Alberta businesses attract significant foreign investment. ASC Rule 72-501 Distributions to Purchasers Outside Alberta provides a number of prospectus exemptions that allow an Alberta business to sell securities to investors outside of Canada. To rely on these prospectus exemptions, the business must comply with securities laws in the jurisdiction of the purchaser.
When securities are sold privately to foreign investors (i.e. not under a prospectus) there may be a requirement to report certain details using a Form 45-106F1. Resale restrictions will typically prohibit the resale back into Alberta when the business is not a reporting issuer.
The minimum amount exemption in section 2.10 of NI 45-106 Prospectus Exemptions allows a business to sell securities to non-individuals that invest a minimum of $150,000. The investment must be paid in cash at the time of purchase and must be for securities of just one issuer. Each purchaser must purchase only on their own account and the purchaser cannot have been created, or used, solely to take advantage of the exemption.

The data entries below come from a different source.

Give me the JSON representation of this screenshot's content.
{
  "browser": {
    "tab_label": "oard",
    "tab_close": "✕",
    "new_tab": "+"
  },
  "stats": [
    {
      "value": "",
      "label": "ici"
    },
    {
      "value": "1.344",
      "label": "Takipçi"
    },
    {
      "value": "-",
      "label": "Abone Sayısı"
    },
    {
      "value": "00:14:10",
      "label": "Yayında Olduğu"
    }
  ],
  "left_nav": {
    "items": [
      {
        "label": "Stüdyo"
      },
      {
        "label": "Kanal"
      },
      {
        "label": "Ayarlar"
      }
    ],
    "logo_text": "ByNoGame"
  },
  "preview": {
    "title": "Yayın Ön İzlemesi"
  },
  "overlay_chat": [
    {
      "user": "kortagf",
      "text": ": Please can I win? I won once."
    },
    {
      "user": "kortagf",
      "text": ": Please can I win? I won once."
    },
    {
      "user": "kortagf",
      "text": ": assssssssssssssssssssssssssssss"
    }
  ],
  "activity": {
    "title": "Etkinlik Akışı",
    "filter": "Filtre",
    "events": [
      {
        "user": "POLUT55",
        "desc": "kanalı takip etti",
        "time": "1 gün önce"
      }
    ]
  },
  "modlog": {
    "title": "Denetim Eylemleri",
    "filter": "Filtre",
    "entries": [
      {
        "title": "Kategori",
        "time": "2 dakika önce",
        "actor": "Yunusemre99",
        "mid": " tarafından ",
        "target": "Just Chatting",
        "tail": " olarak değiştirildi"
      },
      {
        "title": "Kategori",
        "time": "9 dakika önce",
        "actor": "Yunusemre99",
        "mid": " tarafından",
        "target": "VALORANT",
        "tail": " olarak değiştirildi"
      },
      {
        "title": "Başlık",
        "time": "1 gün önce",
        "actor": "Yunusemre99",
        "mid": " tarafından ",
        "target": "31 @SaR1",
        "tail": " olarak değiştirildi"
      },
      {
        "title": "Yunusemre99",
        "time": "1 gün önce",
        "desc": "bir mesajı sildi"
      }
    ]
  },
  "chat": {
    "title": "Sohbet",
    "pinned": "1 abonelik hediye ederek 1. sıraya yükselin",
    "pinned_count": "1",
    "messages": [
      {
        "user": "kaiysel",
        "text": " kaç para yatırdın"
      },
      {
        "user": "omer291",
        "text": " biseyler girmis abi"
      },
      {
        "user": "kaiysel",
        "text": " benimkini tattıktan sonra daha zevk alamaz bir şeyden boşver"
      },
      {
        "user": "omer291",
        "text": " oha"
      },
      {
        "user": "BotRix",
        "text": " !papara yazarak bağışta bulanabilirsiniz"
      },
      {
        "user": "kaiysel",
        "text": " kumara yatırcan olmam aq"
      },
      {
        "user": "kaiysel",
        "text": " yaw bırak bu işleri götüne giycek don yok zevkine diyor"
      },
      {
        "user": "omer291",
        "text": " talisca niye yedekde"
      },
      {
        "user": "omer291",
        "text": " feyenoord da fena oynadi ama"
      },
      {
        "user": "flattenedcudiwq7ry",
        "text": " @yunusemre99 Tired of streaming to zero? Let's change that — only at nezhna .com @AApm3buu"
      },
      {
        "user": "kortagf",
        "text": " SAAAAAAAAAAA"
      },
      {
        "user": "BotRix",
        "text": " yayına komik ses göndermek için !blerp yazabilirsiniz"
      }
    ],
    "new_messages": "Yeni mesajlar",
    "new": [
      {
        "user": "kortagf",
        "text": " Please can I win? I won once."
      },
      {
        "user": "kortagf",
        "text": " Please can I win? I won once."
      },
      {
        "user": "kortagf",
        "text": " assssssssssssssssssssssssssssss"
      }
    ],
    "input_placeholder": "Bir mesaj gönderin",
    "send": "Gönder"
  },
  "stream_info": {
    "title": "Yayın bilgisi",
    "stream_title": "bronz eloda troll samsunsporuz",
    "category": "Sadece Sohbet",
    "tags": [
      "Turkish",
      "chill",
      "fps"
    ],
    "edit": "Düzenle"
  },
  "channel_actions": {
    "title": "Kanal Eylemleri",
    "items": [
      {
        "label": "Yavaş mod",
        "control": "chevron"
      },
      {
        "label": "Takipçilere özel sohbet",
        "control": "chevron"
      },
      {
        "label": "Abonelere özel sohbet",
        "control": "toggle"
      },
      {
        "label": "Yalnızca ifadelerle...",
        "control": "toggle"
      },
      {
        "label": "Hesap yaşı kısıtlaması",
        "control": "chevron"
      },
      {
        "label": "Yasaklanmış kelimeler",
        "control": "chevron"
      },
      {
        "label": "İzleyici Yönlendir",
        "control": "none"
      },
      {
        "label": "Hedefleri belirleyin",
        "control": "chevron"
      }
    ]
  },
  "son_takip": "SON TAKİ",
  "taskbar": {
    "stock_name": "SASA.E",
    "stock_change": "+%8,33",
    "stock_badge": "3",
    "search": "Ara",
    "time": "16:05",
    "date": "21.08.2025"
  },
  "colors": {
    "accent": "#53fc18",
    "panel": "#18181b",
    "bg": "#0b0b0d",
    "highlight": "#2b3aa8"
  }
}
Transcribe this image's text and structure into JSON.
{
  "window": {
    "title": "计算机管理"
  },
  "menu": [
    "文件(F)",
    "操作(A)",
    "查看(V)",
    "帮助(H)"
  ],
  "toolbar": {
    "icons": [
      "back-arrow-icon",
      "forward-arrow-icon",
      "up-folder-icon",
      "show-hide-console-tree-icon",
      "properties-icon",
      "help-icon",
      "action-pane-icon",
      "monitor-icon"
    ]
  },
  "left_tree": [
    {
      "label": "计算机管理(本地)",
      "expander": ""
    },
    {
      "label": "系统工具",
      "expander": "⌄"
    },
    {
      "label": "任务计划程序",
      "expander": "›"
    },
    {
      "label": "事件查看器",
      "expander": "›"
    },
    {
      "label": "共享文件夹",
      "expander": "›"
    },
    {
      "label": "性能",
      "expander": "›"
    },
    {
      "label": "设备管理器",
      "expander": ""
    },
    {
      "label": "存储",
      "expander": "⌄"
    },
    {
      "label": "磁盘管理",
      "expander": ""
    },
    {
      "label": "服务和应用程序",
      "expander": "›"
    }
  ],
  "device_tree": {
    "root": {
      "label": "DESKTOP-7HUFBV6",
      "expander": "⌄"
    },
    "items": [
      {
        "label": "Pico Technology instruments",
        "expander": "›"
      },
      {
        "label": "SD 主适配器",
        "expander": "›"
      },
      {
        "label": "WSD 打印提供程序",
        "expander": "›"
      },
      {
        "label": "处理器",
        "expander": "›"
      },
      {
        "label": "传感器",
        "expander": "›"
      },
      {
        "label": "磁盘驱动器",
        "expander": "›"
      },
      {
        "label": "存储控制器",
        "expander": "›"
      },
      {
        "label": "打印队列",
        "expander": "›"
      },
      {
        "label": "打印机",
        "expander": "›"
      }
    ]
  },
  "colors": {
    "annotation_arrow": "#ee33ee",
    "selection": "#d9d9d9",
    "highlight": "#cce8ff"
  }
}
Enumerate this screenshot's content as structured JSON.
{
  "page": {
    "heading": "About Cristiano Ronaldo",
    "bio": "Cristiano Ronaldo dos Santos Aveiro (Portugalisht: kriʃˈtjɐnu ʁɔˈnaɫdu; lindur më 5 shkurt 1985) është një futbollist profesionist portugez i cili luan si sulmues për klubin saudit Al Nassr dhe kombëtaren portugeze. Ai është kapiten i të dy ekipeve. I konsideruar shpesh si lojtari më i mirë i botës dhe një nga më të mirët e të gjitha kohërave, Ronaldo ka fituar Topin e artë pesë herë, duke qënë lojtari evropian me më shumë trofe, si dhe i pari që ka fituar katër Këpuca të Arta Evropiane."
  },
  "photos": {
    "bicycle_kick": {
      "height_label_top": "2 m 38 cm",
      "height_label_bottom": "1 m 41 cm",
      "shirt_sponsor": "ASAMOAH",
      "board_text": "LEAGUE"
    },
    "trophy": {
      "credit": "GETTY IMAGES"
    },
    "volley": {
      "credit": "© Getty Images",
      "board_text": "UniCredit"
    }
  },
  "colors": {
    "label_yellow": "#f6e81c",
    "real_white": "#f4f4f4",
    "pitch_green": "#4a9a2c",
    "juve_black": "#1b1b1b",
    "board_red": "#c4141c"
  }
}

The offering memorandum exemption in section 2.9 of NI 45-106 Prospectus Exemptions allows a business to sell its securities to the general public without filing a prospectus and becoming a reporting issuer or a public company. Although a prospectus isn’t required, the business must provide investors with a disclosure document called an Offering Memorandum (OM) containing specified information. The OM describes the company, the securities being offered and requires audited financial statements of the business be included. Although using the OM exemption doesn’t make the business become a reporting issuer, it does create a requirement to file and provide investors annually with audited financial statements and a notice of how the proceeds of the offering were used. (Additional disclosure will be required if securities are distributed in New Brunswick, Nova Scotia or Ontario.)
Similar to a prospectus, an investor under an OM can sue the business and its directors, Chief Executive Officer and Chief Financial Officer, if the OM or any marketing materials used in association with the OM contains a misrepresentation. Investors also have a two-day “cooling-off period” in which they can cancel their investment.
Although anyone can invest in an OM offering, there are limits on how much can be invested by an individual, depending on the nature of the investor.
A business relying on the OM exemption must obtain a risk acknowledgement form (Form 45-106F4) from each individual investor.
When an issuer relies on this exemption, it must file a Form 45-106F1 with the ASC within 10 days. It must also file the OM and any marketing materials within that same time period.